The point also was made here repeatedly that, despite the focus on a need for scoring, the defense has been missing more beats than a garage band. Zdeno Chara has been significantly off his game. Dennis Wideman has been significantly dreadful. If anyone sees Matt Hunwick, please have him report directly to the East Lobby. The problem scoring goals has been as much a function of the back end as the front.
Chiarelli, between naps and Swan Boat chores, attempted to fix the defense by shipping Derek Morris back to Phoenix and bringing in Dennis Seidenberg. Morris was OK, but not worth his $3.3 million, and was especially far less than advertised in terms of getting his big shot on net. In 57 games, he hit the net 92 times and only three of those ended up in the net. Seidenberg is about four years younger, makes more than a million bucks less, and has hit the net 20 more times than Morris this year. Shots on net at least have the chance of turning into rebounds, maybe even goals (I know, I get carried away sometimes).
Chiarelli, according to a league source, also took stabs at acquiring forwards Erik Cole and Keith Tkachuk. When asked about his attempts, Chiarelli said his staff initially targeted eight forwards, five of whom ultimately were dealt. Cole and Tkachuk would make six and seven, and it’s a good bet that Ray Whitney was the eighth. Compared with the names that were dealt, Cole, Tkachuk, and Whitney all are more intriguing. As of yesterday, they had combined for 1,012 career goals.

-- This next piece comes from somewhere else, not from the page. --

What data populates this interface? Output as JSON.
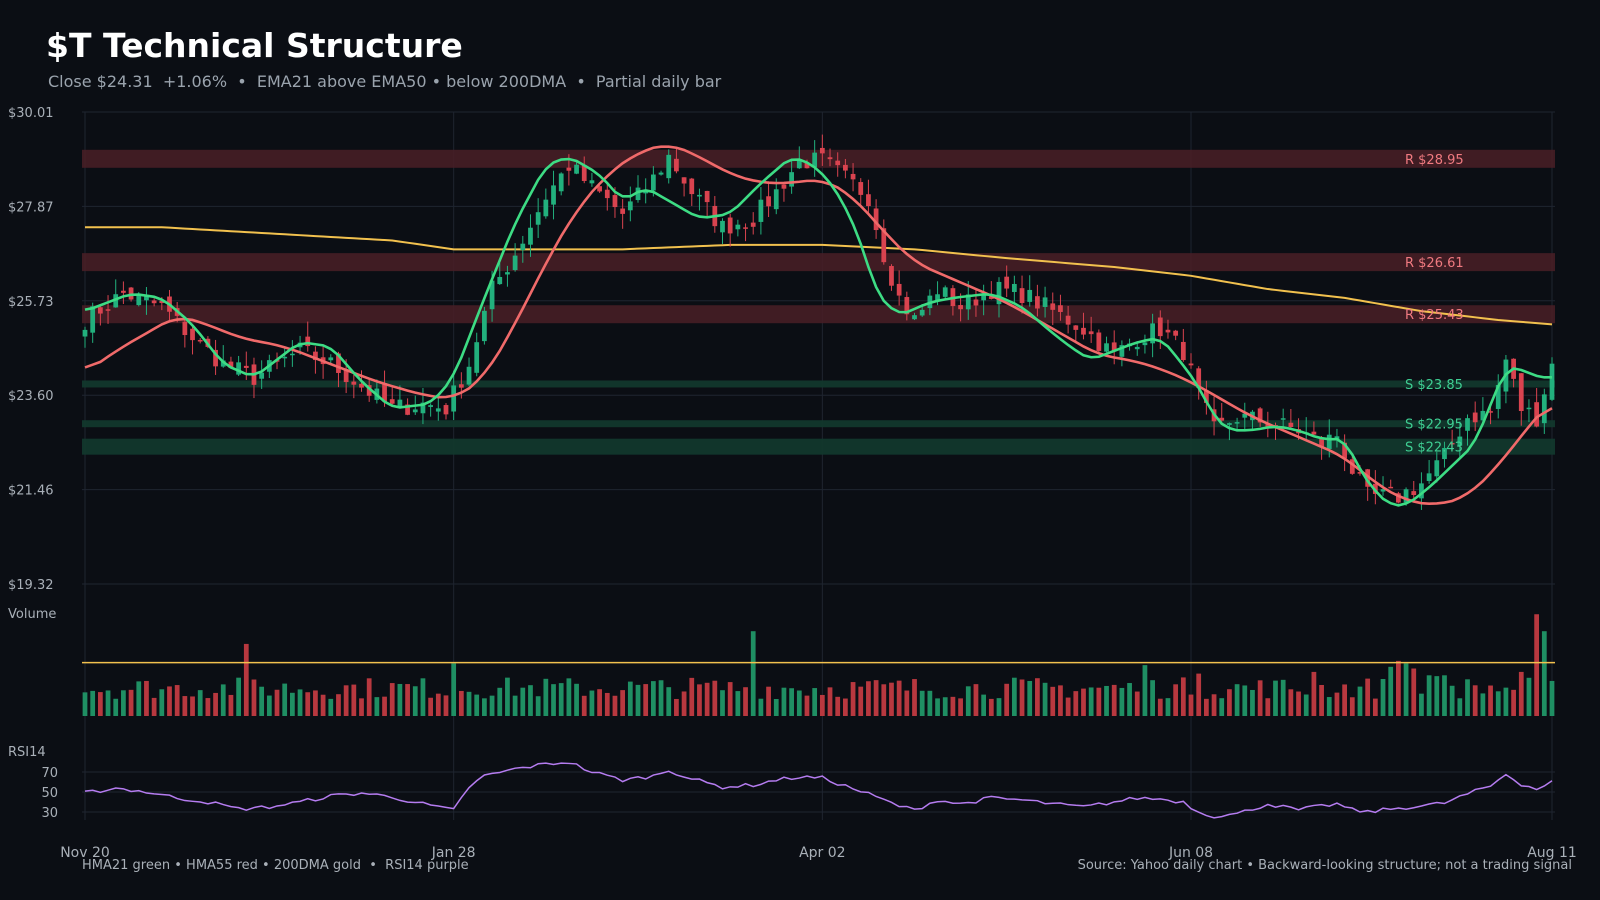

But no one made a deal for those guys. Not even Sleepy Pete, Dozing Donny (Sweeney), Yawning Jim (Benning), or Nodding-Off (Cam) Neely. What a bunch of deadline dwarves.
The only thing we know this morning, from a personnel standpoint, is that Seidenberg might help. As bad as the back line has been, I don’t see how he could make it worse (if so, please forward hate e-mail to firstname.lastname@example.org).

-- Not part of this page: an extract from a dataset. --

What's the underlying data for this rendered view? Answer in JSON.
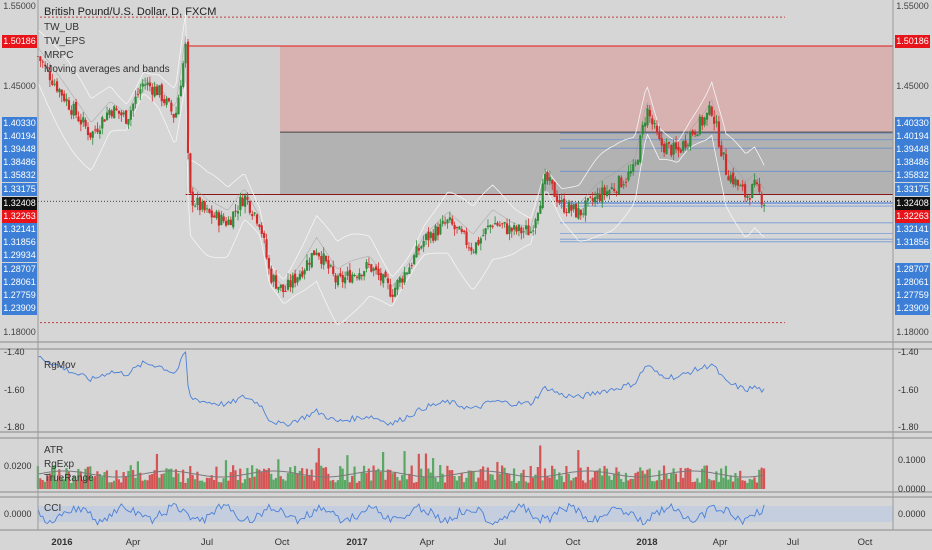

We also know that Claude Julien can’t go on coaching the way he has coached this season. Rolling four lines worked like a charm last year when the Bruins ranked second only to Detroit in goal scoring. He was Coach of the Year and he is still a good coach.
But that same approach this season has been a colossal failure. Rarely, if ever, does Julien bench anyone during a game. Once the puck is dropped, line configurations usually stay the same, no matter how futile. Underperformers such as Michael Ryder, just to name the most obvious, show up and suit up, even if their lack of production begs - screams! - for a night in the press box.

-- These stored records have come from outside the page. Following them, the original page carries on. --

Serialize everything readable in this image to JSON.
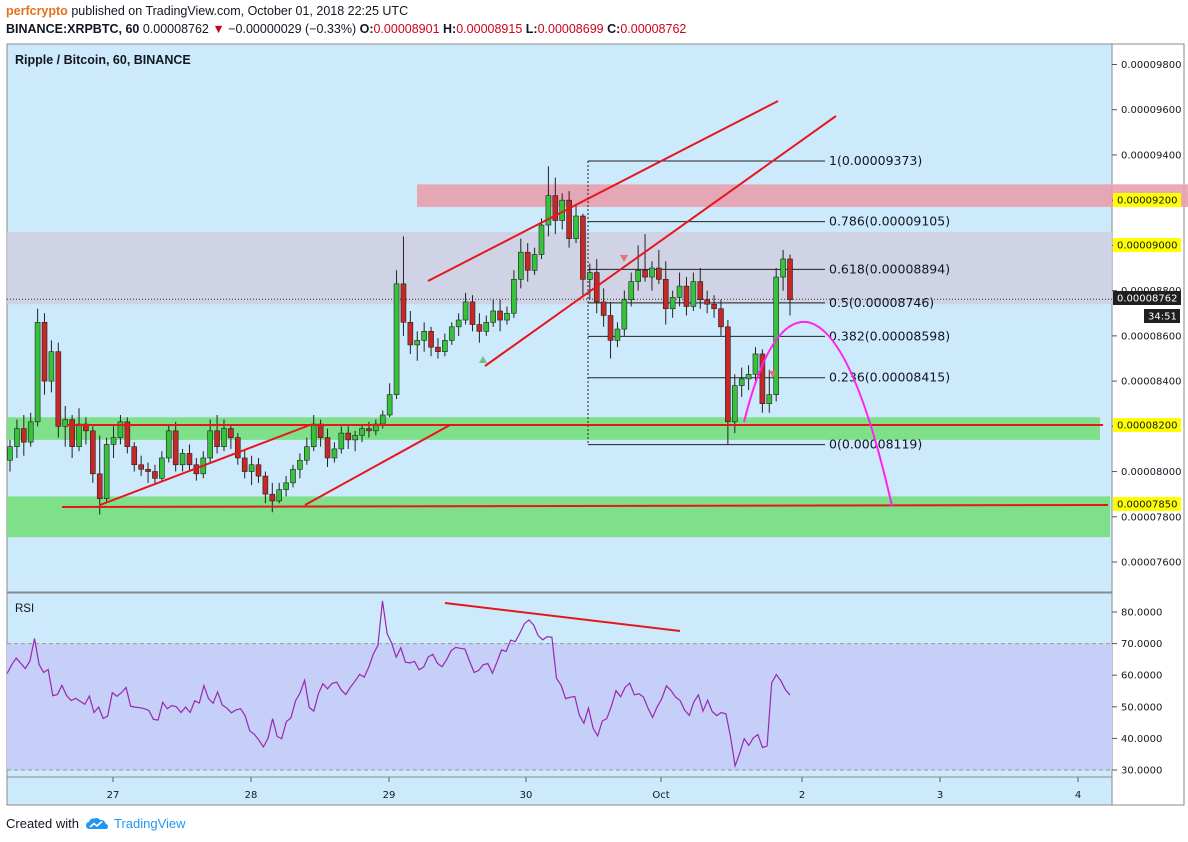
{
  "header": {
    "author": "perfcrypto",
    "published": "published on TradingView.com, October 01, 2018 22:25 UTC",
    "symbol": "BINANCE:XRPBTC, 60",
    "last": "0.00008762",
    "change": "−0.00000029 (−0.33%)",
    "o_label": "O:",
    "o": "0.00008901",
    "h_label": "H:",
    "h": "0.00008915",
    "l_label": "L:",
    "l": "0.00008699",
    "c_label": "C:",
    "c": "0.00008762"
  },
  "footer": {
    "created_with": "Created with",
    "brand": "TradingView"
  },
  "colors": {
    "pane_bg": "#cde9fc",
    "rsi_band": "#c5cff7",
    "green_zone": "#7fe08a",
    "red_zone": "#e8a0ad",
    "gray_zone": "#cfcfe0",
    "up": "#36c23a",
    "down": "#c62828",
    "trend": "#e6171c",
    "arc": "#ff22ee",
    "rsi_line": "#9c27b0",
    "yellow": "#ffff00"
  },
  "chart_data": {
    "type": "candlestick",
    "title": "Ripple / Bitcoin, 60, BINANCE",
    "x_ticks": [
      "27",
      "28",
      "29",
      "30",
      "Oct",
      "2",
      "3",
      "4"
    ],
    "y_ticks": [
      "0.00009800",
      "0.00009600",
      "0.00009400",
      "0.00009200",
      "0.00009000",
      "0.00008800",
      "0.00008600",
      "0.00008400",
      "0.00008200",
      "0.00008000",
      "0.00007800",
      "0.00007600"
    ],
    "ylim": [
      7.52e-05,
      9.87e-05
    ],
    "price_badges": [
      {
        "value": "0.00009200",
        "style": "yellow"
      },
      {
        "value": "0.00009000",
        "style": "yellow"
      },
      {
        "value": "0.00008762",
        "style": "dark"
      },
      {
        "value": "34:51",
        "style": "dark"
      },
      {
        "value": "0.00008200",
        "style": "yellow"
      },
      {
        "value": "0.00007850",
        "style": "yellow"
      }
    ],
    "fib_levels": [
      {
        "label": "1(0.00009373)",
        "value": 9.373e-05
      },
      {
        "label": "0.786(0.00009105)",
        "value": 9.105e-05
      },
      {
        "label": "0.618(0.00008894)",
        "value": 8.894e-05
      },
      {
        "label": "0.5(0.00008746)",
        "value": 8.746e-05
      },
      {
        "label": "0.382(0.00008598)",
        "value": 8.598e-05
      },
      {
        "label": "0.236(0.00008415)",
        "value": 8.415e-05
      },
      {
        "label": "0(0.00008119)",
        "value": 8.119e-05
      }
    ],
    "zones": [
      {
        "name": "resistance",
        "from": 9.17e-05,
        "to": 9.27e-05
      },
      {
        "name": "range",
        "from": 8.74e-05,
        "to": 9.06e-05
      },
      {
        "name": "support-1",
        "from": 8.14e-05,
        "to": 8.24e-05
      },
      {
        "name": "support-2",
        "from": 7.71e-05,
        "to": 7.89e-05
      }
    ],
    "candles": [
      [
        8.05e-05,
        8.14e-05,
        8e-05,
        8.11e-05
      ],
      [
        8.11e-05,
        8.23e-05,
        8.06e-05,
        8.19e-05
      ],
      [
        8.19e-05,
        8.25e-05,
        8.07e-05,
        8.13e-05
      ],
      [
        8.13e-05,
        8.26e-05,
        8.11e-05,
        8.22e-05
      ],
      [
        8.22e-05,
        8.72e-05,
        8.2e-05,
        8.66e-05
      ],
      [
        8.66e-05,
        8.7e-05,
        8.34e-05,
        8.4e-05
      ],
      [
        8.4e-05,
        8.58e-05,
        8.35e-05,
        8.53e-05
      ],
      [
        8.53e-05,
        8.57e-05,
        8.15e-05,
        8.2e-05
      ],
      [
        8.2e-05,
        8.29e-05,
        8.11e-05,
        8.23e-05
      ],
      [
        8.23e-05,
        8.25e-05,
        8.06e-05,
        8.11e-05
      ],
      [
        8.11e-05,
        8.28e-05,
        8.09e-05,
        8.21e-05
      ],
      [
        8.21e-05,
        8.24e-05,
        8.12e-05,
        8.18e-05
      ],
      [
        8.18e-05,
        8.2e-05,
        7.95e-05,
        7.99e-05
      ],
      [
        7.99e-05,
        8.16e-05,
        7.81e-05,
        7.88e-05
      ],
      [
        7.88e-05,
        8.15e-05,
        7.86e-05,
        8.12e-05
      ],
      [
        8.12e-05,
        8.2e-05,
        8.06e-05,
        8.15e-05
      ],
      [
        8.15e-05,
        8.25e-05,
        8.12e-05,
        8.22e-05
      ],
      [
        8.22e-05,
        8.24e-05,
        8.08e-05,
        8.11e-05
      ],
      [
        8.11e-05,
        8.13e-05,
        8e-05,
        8.03e-05
      ],
      [
        8.03e-05,
        8.07e-05,
        7.98e-05,
        8.01e-05
      ],
      [
        8.01e-05,
        8.04e-05,
        7.95e-05,
        8e-05
      ],
      [
        8e-05,
        8.03e-05,
        7.94e-05,
        7.97e-05
      ],
      [
        7.97e-05,
        8.09e-05,
        7.96e-05,
        8.06e-05
      ],
      [
        8.06e-05,
        8.21e-05,
        8.04e-05,
        8.18e-05
      ],
      [
        8.18e-05,
        8.22e-05,
        8e-05,
        8.03e-05
      ],
      [
        8.03e-05,
        8.1e-05,
        8e-05,
        8.08e-05
      ],
      [
        8.08e-05,
        8.12e-05,
        8e-05,
        8.03e-05
      ],
      [
        8.03e-05,
        8.06e-05,
        7.96e-05,
        7.99e-05
      ],
      [
        7.99e-05,
        8.09e-05,
        7.97e-05,
        8.06e-05
      ],
      [
        8.06e-05,
        8.23e-05,
        8.04e-05,
        8.18e-05
      ],
      [
        8.18e-05,
        8.25e-05,
        8.08e-05,
        8.11e-05
      ],
      [
        8.11e-05,
        8.23e-05,
        8.09e-05,
        8.19e-05
      ],
      [
        8.19e-05,
        8.21e-05,
        8.1e-05,
        8.15e-05
      ],
      [
        8.15e-05,
        8.17e-05,
        8.03e-05,
        8.06e-05
      ],
      [
        8.06e-05,
        8.1e-05,
        7.97e-05,
        8e-05
      ],
      [
        8e-05,
        8.07e-05,
        7.94e-05,
        8.03e-05
      ],
      [
        8.03e-05,
        8.06e-05,
        7.95e-05,
        7.98e-05
      ],
      [
        7.98e-05,
        8e-05,
        7.86e-05,
        7.9e-05
      ],
      [
        7.9e-05,
        7.95e-05,
        7.82e-05,
        7.87e-05
      ],
      [
        7.87e-05,
        7.95e-05,
        7.86e-05,
        7.92e-05
      ],
      [
        7.92e-05,
        7.98e-05,
        7.89e-05,
        7.95e-05
      ],
      [
        7.95e-05,
        8.03e-05,
        7.93e-05,
        8.01e-05
      ],
      [
        8.01e-05,
        8.08e-05,
        7.97e-05,
        8.05e-05
      ],
      [
        8.05e-05,
        8.15e-05,
        8.03e-05,
        8.11e-05
      ],
      [
        8.11e-05,
        8.25e-05,
        8.09e-05,
        8.21e-05
      ],
      [
        8.21e-05,
        8.23e-05,
        8.11e-05,
        8.15e-05
      ],
      [
        8.15e-05,
        8.19e-05,
        8.02e-05,
        8.06e-05
      ],
      [
        8.06e-05,
        8.13e-05,
        8.04e-05,
        8.1e-05
      ],
      [
        8.1e-05,
        8.2e-05,
        8.08e-05,
        8.17e-05
      ],
      [
        8.17e-05,
        8.2e-05,
        8.1e-05,
        8.14e-05
      ],
      [
        8.14e-05,
        8.18e-05,
        8.09e-05,
        8.16e-05
      ],
      [
        8.16e-05,
        8.21e-05,
        8.13e-05,
        8.19e-05
      ],
      [
        8.19e-05,
        8.22e-05,
        8.15e-05,
        8.18e-05
      ],
      [
        8.18e-05,
        8.23e-05,
        8.16e-05,
        8.21e-05
      ],
      [
        8.21e-05,
        8.27e-05,
        8.19e-05,
        8.25e-05
      ],
      [
        8.25e-05,
        8.39e-05,
        8.24e-05,
        8.34e-05
      ],
      [
        8.34e-05,
        8.89e-05,
        8.32e-05,
        8.83e-05
      ],
      [
        8.83e-05,
        9.04e-05,
        8.6e-05,
        8.66e-05
      ],
      [
        8.66e-05,
        8.71e-05,
        8.52e-05,
        8.56e-05
      ],
      [
        8.56e-05,
        8.62e-05,
        8.49e-05,
        8.58e-05
      ],
      [
        8.58e-05,
        8.66e-05,
        8.53e-05,
        8.62e-05
      ],
      [
        8.62e-05,
        8.64e-05,
        8.51e-05,
        8.55e-05
      ],
      [
        8.55e-05,
        8.59e-05,
        8.5e-05,
        8.53e-05
      ],
      [
        8.53e-05,
        8.61e-05,
        8.51e-05,
        8.58e-05
      ],
      [
        8.58e-05,
        8.66e-05,
        8.56e-05,
        8.64e-05
      ],
      [
        8.64e-05,
        8.7e-05,
        8.6e-05,
        8.67e-05
      ],
      [
        8.67e-05,
        8.79e-05,
        8.65e-05,
        8.75e-05
      ],
      [
        8.75e-05,
        8.78e-05,
        8.62e-05,
        8.65e-05
      ],
      [
        8.65e-05,
        8.7e-05,
        8.57e-05,
        8.62e-05
      ],
      [
        8.62e-05,
        8.69e-05,
        8.6e-05,
        8.66e-05
      ],
      [
        8.66e-05,
        8.76e-05,
        8.64e-05,
        8.71e-05
      ],
      [
        8.71e-05,
        8.76e-05,
        8.62e-05,
        8.67e-05
      ],
      [
        8.67e-05,
        8.73e-05,
        8.65e-05,
        8.7e-05
      ],
      [
        8.7e-05,
        8.89e-05,
        8.68e-05,
        8.85e-05
      ],
      [
        8.85e-05,
        9.03e-05,
        8.81e-05,
        8.97e-05
      ],
      [
        8.97e-05,
        9.01e-05,
        8.84e-05,
        8.89e-05
      ],
      [
        8.89e-05,
        8.99e-05,
        8.87e-05,
        8.96e-05
      ],
      [
        8.96e-05,
        9.12e-05,
        8.94e-05,
        9.09e-05
      ],
      [
        9.09e-05,
        9.35e-05,
        9.04e-05,
        9.22e-05
      ],
      [
        9.22e-05,
        9.3e-05,
        9.05e-05,
        9.11e-05
      ],
      [
        9.11e-05,
        9.23e-05,
        9.07e-05,
        9.2e-05
      ],
      [
        9.2e-05,
        9.24e-05,
        8.99e-05,
        9.03e-05
      ],
      [
        9.03e-05,
        9.18e-05,
        9.01e-05,
        9.13e-05
      ],
      [
        9.13e-05,
        9.14e-05,
        8.78e-05,
        8.85e-05
      ],
      [
        8.85e-05,
        8.92e-05,
        8.76e-05,
        8.88e-05
      ],
      [
        8.88e-05,
        8.94e-05,
        8.7e-05,
        8.75e-05
      ],
      [
        8.75e-05,
        8.81e-05,
        8.64e-05,
        8.69e-05
      ],
      [
        8.69e-05,
        8.75e-05,
        8.5e-05,
        8.58e-05
      ],
      [
        8.58e-05,
        8.66e-05,
        8.55e-05,
        8.63e-05
      ],
      [
        8.63e-05,
        8.8e-05,
        8.6e-05,
        8.76e-05
      ],
      [
        8.76e-05,
        8.88e-05,
        8.73e-05,
        8.84e-05
      ],
      [
        8.84e-05,
        9e-05,
        8.8e-05,
        8.89e-05
      ],
      [
        8.89e-05,
        9.05e-05,
        8.84e-05,
        8.86e-05
      ],
      [
        8.86e-05,
        8.93e-05,
        8.8e-05,
        8.9e-05
      ],
      [
        8.9e-05,
        8.98e-05,
        8.83e-05,
        8.85e-05
      ],
      [
        8.85e-05,
        8.93e-05,
        8.65e-05,
        8.72e-05
      ],
      [
        8.72e-05,
        8.8e-05,
        8.68e-05,
        8.77e-05
      ],
      [
        8.77e-05,
        8.88e-05,
        8.73e-05,
        8.82e-05
      ],
      [
        8.82e-05,
        8.86e-05,
        8.69e-05,
        8.73e-05
      ],
      [
        8.73e-05,
        8.88e-05,
        8.71e-05,
        8.84e-05
      ],
      [
        8.84e-05,
        8.9e-05,
        8.72e-05,
        8.76e-05
      ],
      [
        8.76e-05,
        8.8e-05,
        8.7e-05,
        8.74e-05
      ],
      [
        8.74e-05,
        8.78e-05,
        8.68e-05,
        8.72e-05
      ],
      [
        8.72e-05,
        8.76e-05,
        8.6e-05,
        8.64e-05
      ],
      [
        8.64e-05,
        8.67e-05,
        8.12e-05,
        8.22e-05
      ],
      [
        8.22e-05,
        8.43e-05,
        8.17e-05,
        8.38e-05
      ],
      [
        8.38e-05,
        8.46e-05,
        8.33e-05,
        8.41e-05
      ],
      [
        8.41e-05,
        8.47e-05,
        8.36e-05,
        8.43e-05
      ],
      [
        8.43e-05,
        8.55e-05,
        8.4e-05,
        8.52e-05
      ],
      [
        8.52e-05,
        8.54e-05,
        8.26e-05,
        8.3e-05
      ],
      [
        8.3e-05,
        8.45e-05,
        8.26e-05,
        8.34e-05
      ],
      [
        8.34e-05,
        8.9e-05,
        8.31e-05,
        8.86e-05
      ],
      [
        8.86e-05,
        8.98e-05,
        8.8e-05,
        8.94e-05
      ],
      [
        8.94e-05,
        8.96e-05,
        8.69e-05,
        8.76e-05
      ]
    ],
    "rsi": {
      "title": "RSI",
      "y_ticks": [
        "80.0000",
        "70.0000",
        "60.0000",
        "50.0000",
        "40.0000",
        "30.0000"
      ],
      "ylim": [
        27,
        83
      ],
      "band": [
        30,
        70
      ],
      "values": [
        60.5,
        63.2,
        65.4,
        63.8,
        62.1,
        64.5,
        71.6,
        63.4,
        60.9,
        61.8,
        53.5,
        53.9,
        56.8,
        53.6,
        52.0,
        52.7,
        51.7,
        50.8,
        53.4,
        48.2,
        49.9,
        46.3,
        47.1,
        54.5,
        53.3,
        54.5,
        56.1,
        50.2,
        49.9,
        49.7,
        49.4,
        48.8,
        46.0,
        45.8,
        51.4,
        49.4,
        50.4,
        50.0,
        48.2,
        49.9,
        48.2,
        51.9,
        51.2,
        56.7,
        52.6,
        51.1,
        54.7,
        50.6,
        49.6,
        48.1,
        49.0,
        49.4,
        47.2,
        42.4,
        41.3,
        39.5,
        37.3,
        40.0,
        46.2,
        40.6,
        39.9,
        45.3,
        46.5,
        51.9,
        54.4,
        58.4,
        49.8,
        48.6,
        54.1,
        57.3,
        55.7,
        57.4,
        57.8,
        55.3,
        53.9,
        56.2,
        58.1,
        60.3,
        59.4,
        62.5,
        66.7,
        69.4,
        83.5,
        73.2,
        70.2,
        65.7,
        68.7,
        64.1,
        63.9,
        64.4,
        61.7,
        62.6,
        65.8,
        66.6,
        63.8,
        62.7,
        64.9,
        67.8,
        68.8,
        68.5,
        68.3,
        64.5,
        60.9,
        61.5,
        63.3,
        63.7,
        60.6,
        64.1,
        68.0,
        67.5,
        71.1,
        70.6,
        73.3,
        76.3,
        77.5,
        75.9,
        72.5,
        71.2,
        72.2,
        72.0,
        59.0,
        56.8,
        52.6,
        53.0,
        53.3,
        47.3,
        44.8,
        49.6,
        43.2,
        40.8,
        45.5,
        46.3,
        50.2,
        55.1,
        53.2,
        56.2,
        57.5,
        53.8,
        54.1,
        53.1,
        49.5,
        46.6,
        50.0,
        52.6,
        56.6,
        55.2,
        53.1,
        52.0,
        48.9,
        47.3,
        51.5,
        53.8,
        48.6,
        52.1,
        48.5,
        47.2,
        48.2,
        47.8,
        40.6,
        31.3,
        35.2,
        39.9,
        37.8,
        40.2,
        41.2,
        37.1,
        37.6,
        57.6,
        60.2,
        58.3,
        55.4,
        53.7
      ]
    }
  }
}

Julien has to stop enabling these underachievers and expose them for their lack of effort, unwillingness to front the net, dig for loose pucks, make something (anything!) happen. The Julien mantra is for the players “to rely on the system,’’ asking that they buy into a stringent defensive game. But some of them play as if the system is a welfare state. All Julien can do to change that mind-set is diminish ice time. If he keeps doling it out to the undeserving, then he is of equal, if not greater, fault.
Not easy times on Causeway Street. However, the forwards that were scattered about yesterday didn’t offer the miracle cure that some would lead us to believe. I’ll take an improved defense (maybe) and a better job of coaching (let’s hope) and let the likes of Torres, Ponikarovsky, and Stempniak carry their Cup dreams elsewhere.